IMG_5060Stevie Wonder is aptly named.  In the ’70s, he was one of several artists — Neil Young was another — who could be counted on to produce stunning songs, time after time.  It was a wonder that he could do it, again and again, without a single clinker.  During that period you could buy a Stevie Wonder album, unheard, with complete confidence, secure in the knowledge that you were going to get terrific music and interesting lyrics that would move your feet and expand your social consciousness at the same time.  Talking Book, Innervisions, and Fulfillingness’ First Finale were all great albums, and Songs in the Key of Life was the double-album capstone that cemented Wonder’s status as a full-fledged, multi-faceted genius who could effortlessly cross musical genres to capture the urgings of his inner voice.

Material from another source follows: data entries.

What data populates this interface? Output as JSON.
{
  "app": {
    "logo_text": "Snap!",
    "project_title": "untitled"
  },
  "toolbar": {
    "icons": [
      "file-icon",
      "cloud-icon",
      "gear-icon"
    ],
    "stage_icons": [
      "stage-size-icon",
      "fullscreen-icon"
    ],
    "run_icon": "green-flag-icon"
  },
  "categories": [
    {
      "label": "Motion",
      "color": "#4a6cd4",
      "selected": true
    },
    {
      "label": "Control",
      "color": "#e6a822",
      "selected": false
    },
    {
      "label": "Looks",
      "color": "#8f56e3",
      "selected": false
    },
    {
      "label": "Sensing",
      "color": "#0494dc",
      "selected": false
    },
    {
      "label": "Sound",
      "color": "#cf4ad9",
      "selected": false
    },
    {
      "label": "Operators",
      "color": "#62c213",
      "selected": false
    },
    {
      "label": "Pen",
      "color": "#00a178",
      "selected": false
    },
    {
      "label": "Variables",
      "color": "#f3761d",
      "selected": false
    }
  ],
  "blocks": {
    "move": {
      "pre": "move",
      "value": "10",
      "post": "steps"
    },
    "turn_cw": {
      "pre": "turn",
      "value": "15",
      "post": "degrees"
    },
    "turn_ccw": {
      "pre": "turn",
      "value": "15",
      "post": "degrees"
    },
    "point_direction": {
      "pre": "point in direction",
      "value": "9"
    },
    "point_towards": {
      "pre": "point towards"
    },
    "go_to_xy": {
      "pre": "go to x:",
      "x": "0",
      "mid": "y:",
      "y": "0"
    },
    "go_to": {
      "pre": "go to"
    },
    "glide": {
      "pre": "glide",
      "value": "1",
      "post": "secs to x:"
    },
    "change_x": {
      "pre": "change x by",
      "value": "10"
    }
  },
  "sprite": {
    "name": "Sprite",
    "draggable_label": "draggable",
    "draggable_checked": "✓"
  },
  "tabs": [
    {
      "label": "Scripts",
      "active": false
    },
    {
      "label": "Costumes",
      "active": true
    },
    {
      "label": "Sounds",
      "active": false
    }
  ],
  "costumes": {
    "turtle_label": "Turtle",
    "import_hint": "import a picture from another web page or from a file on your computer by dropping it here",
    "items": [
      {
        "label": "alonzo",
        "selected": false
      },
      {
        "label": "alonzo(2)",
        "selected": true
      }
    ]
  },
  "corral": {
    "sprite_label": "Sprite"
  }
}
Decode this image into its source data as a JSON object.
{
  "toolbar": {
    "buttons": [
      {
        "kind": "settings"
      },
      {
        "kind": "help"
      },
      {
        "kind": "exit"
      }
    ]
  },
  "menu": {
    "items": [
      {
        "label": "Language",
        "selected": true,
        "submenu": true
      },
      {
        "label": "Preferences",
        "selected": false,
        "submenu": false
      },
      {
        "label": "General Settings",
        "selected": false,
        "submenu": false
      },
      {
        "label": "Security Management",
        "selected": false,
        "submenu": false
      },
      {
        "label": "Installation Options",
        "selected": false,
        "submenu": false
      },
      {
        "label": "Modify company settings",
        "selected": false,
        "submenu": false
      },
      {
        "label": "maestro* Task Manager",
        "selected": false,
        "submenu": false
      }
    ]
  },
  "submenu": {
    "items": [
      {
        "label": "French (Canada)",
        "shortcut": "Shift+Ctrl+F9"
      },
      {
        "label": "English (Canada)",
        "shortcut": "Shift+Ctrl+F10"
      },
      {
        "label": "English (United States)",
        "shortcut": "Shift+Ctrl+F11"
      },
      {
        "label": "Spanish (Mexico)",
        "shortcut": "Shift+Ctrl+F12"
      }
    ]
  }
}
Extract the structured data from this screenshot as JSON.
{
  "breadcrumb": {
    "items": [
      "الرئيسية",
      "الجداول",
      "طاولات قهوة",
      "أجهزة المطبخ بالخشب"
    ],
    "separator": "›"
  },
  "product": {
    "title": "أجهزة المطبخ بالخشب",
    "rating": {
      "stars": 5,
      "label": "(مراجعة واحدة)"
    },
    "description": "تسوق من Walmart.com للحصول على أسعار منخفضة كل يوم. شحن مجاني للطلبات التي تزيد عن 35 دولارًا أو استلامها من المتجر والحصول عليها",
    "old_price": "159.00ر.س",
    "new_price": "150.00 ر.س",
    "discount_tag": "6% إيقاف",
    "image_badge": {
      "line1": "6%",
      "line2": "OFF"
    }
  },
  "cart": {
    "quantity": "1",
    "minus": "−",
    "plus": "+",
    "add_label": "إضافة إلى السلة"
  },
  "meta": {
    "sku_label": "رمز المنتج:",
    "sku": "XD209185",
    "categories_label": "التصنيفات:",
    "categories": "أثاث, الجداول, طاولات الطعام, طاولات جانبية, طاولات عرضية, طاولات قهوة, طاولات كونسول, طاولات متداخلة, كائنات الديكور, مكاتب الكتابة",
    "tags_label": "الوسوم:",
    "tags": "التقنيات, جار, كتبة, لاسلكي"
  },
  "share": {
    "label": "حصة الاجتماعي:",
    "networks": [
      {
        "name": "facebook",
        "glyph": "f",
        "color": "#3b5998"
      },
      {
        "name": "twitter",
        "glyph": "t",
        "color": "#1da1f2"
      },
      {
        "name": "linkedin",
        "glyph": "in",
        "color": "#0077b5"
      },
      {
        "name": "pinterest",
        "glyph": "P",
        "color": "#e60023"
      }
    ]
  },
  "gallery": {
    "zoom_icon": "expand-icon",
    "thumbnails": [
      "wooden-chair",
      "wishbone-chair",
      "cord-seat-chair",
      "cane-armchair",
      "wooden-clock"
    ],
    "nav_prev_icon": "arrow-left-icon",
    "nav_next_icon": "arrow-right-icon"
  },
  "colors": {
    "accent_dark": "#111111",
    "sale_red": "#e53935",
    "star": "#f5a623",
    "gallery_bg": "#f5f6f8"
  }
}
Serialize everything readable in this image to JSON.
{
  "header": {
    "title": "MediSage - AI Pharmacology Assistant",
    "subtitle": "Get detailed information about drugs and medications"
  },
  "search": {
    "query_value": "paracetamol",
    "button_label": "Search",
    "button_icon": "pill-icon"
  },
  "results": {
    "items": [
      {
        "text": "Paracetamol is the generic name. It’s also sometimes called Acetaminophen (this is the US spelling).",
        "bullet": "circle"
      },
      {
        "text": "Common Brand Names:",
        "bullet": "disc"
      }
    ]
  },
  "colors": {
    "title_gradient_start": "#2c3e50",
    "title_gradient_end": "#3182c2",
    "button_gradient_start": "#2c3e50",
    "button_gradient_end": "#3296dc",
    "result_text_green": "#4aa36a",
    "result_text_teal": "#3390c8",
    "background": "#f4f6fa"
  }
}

Last night we learned that he is aptly named, too, because his outer voice has somehow escaped the ravages of time.  Backed by a huge band that put out an enormous sound, a cadre of talented singers in their own right, and a string section of Columbus’ own, Stevie Wonder knocked the audience out with the 2015 versions of the jumping songs — Sir Duke, I Wish, Isn’t She Lovely, As, and the closing medley all kicked ass — but his singing on the ballads was especially extraordinary.  The star did full justice to beautiful but vocally demanding songs like Knocks Me Off My Feet, Ordinary Pain, Joy Inside My Tears, and Ngiculela – Es Una Historia – I Am Singing as if he had just stepped out of the ’70s.  If you’ve been to see a performance of a ’70s musical star lately, you know that it is rare indeed to find one who still has their full vocal powers as you remember them, and in Stevie Wonder’s case it was even more astonishing because last night he obviously was battling the effects of a cold.  But he is the consummate performer, he played and sang his heart out, and the songs themselves didn’t suffer one bit.

If Stevie Wonder and his show are coming to your town, you really owe it to yourself to see him.  He puts on an unforgettable show, and part of the joy of the performance is rediscovering this legendary figure and music that you loved long ago and that still resonates in your inner core today.  As we left the concert, shaking our heads at Stevie Wonder’s talent, JV and I agreed:  we need to get more of his music on the iPod, pronto.